Hauptgrund, warum Podcast-Macher in die Charts möchten, ist, entweder Zuhörer oder Werbetreibende anzuziehen. Aus meiner Sicht ist es trügerisch, Werbetreibende mit Chart-Platzierungen zu locken. Podcast-Charts spiegeln nicht die gesamte Hörerschaft wider.
Nützlicher ist sicherlich, mehr Zuhörer zu bekommen. Aber viele Podcast-Macher haben mir erzählt, dass Chart-Platzierungen bei ihnen nicht so eine große Wirkung bei den Zugriffszahlen hatten wie sie dachten.
Haben Sie Vorschläge, um das Problem mit den manipulierbaren Podcast-Charts zu beheben?
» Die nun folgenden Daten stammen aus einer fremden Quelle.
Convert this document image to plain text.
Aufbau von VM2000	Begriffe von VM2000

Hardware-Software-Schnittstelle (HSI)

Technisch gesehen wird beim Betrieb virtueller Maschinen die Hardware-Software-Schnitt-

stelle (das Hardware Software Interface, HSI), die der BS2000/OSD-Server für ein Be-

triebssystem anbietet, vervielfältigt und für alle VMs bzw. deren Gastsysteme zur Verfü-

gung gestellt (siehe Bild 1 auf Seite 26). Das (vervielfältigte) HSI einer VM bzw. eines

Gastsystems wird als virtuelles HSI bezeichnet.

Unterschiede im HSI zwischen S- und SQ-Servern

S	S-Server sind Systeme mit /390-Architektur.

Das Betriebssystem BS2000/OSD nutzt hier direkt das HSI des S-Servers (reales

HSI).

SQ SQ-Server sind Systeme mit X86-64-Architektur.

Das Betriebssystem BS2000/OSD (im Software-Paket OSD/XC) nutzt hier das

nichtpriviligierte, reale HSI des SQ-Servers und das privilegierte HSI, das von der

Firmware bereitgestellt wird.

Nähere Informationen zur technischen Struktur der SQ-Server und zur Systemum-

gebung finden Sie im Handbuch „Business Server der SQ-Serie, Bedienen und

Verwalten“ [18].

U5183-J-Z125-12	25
Was könnte man tun?
Vorschlag 1: Wir sollten Apples Charts nicht mehr als das einzig Wahre und Erstrebenswerte für Podcasts ansehen. Podcast-Macher sollten sich darauf konzentrieren, ihre Hörerschaft über alle Plattformen hinweg zu steigern. Damit würde auch die Gesamt-Nutzung von Podcasts steigen.
Vorschlag 2: Wir sollten Werbetreibende besser darüber aufklären, welch geringe Aussagekraft Apples Podcast-Charts haben.
Vorschlag 3: Wir brauchen unabhängige Podcast-Charts. Alle großen Anbieter müssten sie nutzen und es müsste sichergestellt sein, dass sie für Podcast-Macher kostenlos und nicht manipulierbar sind. Wenn das jemand geschafft hat, könnte er oder sie sich hinterher einer einfacheren Aufgabe widmen – zum Beispiel den Hunger in der Welt zu bekämpfen und alle Kriege zu beenden.